I’d argue they aren’t profitable because of steam. Everybody uses steam, and most people will wait 6 months to get the epic exclusives after the exclusivity runs out.

[–] arc@lemm.ee 2 points 1 year ago* (last edited 1 year ago) (1 children)

They aren’t cheaper in epic, but more money goes to the publishers and developers. It sucks when a game studio you like goes under.

I’d argue they aren’t profitable because of steam. Everybody uses steam, and most people will wait 6 months to get the epic exclusives after the exclusivity runs out.

I guess as a studio it boils down to is would they rather get 70% of 10 million sales or 88% of 1 million sales. They have to make that calculus and also whether they're going to spend money to make, test, distribute and support multiple builds of the same game to capture as many sales from as many platforms as possible.

I once made an app for Android that I distributed on Play, Amazon and Blackberry(!) app stores and it soon became a huge pain in the ass. Since the stores have different banner / screenshot requirements, different upload requirements, even different approval procedures that could mean uploads took a week to appear. In the end I just gave up and used Play because it was the largest audience and relatively frictionless.

[–] DeadlineX@lemm.ee 2 points 1 year ago

I think the way 2k does it is a good model. They release in epic exclusively for like 6 months, and tben steam and epic after. Idk what the different requirements are for the various game stores, but the build version should be the same for a software that large.

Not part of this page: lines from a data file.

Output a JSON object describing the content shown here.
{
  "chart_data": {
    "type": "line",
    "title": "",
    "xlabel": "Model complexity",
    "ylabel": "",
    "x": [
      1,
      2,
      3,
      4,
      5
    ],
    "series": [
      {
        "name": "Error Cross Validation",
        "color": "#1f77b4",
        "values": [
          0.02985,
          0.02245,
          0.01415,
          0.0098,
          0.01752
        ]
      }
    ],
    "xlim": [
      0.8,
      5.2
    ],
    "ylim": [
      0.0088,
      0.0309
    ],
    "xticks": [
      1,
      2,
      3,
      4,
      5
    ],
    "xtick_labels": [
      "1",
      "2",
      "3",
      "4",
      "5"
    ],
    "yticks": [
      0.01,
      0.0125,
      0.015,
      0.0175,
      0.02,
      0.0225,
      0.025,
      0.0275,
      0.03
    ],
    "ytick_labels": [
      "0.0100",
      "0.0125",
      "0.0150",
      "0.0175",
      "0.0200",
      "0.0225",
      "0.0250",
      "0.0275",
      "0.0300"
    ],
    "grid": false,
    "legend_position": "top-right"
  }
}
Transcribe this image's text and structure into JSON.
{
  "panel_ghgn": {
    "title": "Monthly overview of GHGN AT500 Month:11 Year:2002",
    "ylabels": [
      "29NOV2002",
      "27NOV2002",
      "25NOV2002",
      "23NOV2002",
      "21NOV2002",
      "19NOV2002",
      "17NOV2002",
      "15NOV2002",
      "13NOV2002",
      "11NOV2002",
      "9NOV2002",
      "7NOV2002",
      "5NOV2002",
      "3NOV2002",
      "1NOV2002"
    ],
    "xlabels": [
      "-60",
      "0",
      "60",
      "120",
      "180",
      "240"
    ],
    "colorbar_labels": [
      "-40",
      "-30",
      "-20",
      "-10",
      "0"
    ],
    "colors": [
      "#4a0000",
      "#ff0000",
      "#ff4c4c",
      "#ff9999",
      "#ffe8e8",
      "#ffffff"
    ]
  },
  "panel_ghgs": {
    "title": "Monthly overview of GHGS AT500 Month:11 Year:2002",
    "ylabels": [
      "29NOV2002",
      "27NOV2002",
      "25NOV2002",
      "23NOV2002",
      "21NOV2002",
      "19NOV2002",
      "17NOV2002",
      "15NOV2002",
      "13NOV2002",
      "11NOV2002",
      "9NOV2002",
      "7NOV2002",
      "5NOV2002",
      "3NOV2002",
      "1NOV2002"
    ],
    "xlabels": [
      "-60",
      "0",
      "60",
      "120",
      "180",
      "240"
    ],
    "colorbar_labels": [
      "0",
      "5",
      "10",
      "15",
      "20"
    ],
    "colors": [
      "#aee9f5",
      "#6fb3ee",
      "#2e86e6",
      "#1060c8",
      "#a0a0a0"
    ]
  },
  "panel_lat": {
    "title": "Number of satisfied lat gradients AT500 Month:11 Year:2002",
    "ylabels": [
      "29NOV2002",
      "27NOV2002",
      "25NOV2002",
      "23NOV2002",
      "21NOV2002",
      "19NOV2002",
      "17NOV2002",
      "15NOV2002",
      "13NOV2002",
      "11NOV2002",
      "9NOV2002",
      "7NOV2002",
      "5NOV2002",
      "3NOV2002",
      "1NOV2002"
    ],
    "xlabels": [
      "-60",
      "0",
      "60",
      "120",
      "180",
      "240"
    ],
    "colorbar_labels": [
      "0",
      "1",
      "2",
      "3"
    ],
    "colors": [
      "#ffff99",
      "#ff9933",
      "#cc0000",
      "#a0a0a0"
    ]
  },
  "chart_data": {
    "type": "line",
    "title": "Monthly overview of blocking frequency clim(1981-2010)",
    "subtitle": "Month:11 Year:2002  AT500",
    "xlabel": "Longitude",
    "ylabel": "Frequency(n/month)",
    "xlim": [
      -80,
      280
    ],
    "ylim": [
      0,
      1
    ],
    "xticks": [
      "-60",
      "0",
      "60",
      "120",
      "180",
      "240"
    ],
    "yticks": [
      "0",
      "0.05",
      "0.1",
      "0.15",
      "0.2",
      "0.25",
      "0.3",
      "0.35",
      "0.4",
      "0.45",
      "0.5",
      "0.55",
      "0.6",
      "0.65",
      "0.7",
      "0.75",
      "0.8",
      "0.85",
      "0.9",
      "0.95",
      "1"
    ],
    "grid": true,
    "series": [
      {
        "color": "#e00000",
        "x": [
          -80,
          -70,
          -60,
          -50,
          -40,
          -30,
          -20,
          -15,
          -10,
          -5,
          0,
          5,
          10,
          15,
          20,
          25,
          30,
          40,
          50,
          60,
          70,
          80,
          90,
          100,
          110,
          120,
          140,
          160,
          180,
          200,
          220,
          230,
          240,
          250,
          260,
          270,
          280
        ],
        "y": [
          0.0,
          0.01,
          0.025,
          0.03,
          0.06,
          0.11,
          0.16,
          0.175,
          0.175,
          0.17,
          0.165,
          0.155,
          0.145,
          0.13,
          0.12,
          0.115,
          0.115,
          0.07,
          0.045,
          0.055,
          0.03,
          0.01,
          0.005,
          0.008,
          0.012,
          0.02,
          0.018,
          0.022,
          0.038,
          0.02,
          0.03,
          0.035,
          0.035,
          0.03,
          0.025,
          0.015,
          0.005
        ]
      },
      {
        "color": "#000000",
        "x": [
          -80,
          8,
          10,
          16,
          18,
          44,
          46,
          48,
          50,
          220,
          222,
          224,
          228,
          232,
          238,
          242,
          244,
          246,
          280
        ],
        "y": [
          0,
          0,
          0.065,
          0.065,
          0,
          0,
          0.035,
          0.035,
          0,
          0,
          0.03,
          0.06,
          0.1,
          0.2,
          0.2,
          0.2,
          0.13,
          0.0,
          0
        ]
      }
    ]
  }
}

It’s also the publishers job to handle marketing, so that would fall under their purview rather than the devs at least. With 2k’s model for the ‘lands series, they get the best of both worlds for the most part. The only customers they lose are the ones who are staunchly against using multiple game portals or just really dislike epic for one reason or another.

For a small developer, I do agree though. It comes down to whether they think a larger audience will benefit them. Sometimes being a large fish in a small pond is better, sometimes not. I won’t pretend I’ve got personal experience marketing and selling a game, but I do believe (and not just because I’m a developer) that the dev companies and publishers should get more of the pie than the platform they are selling on.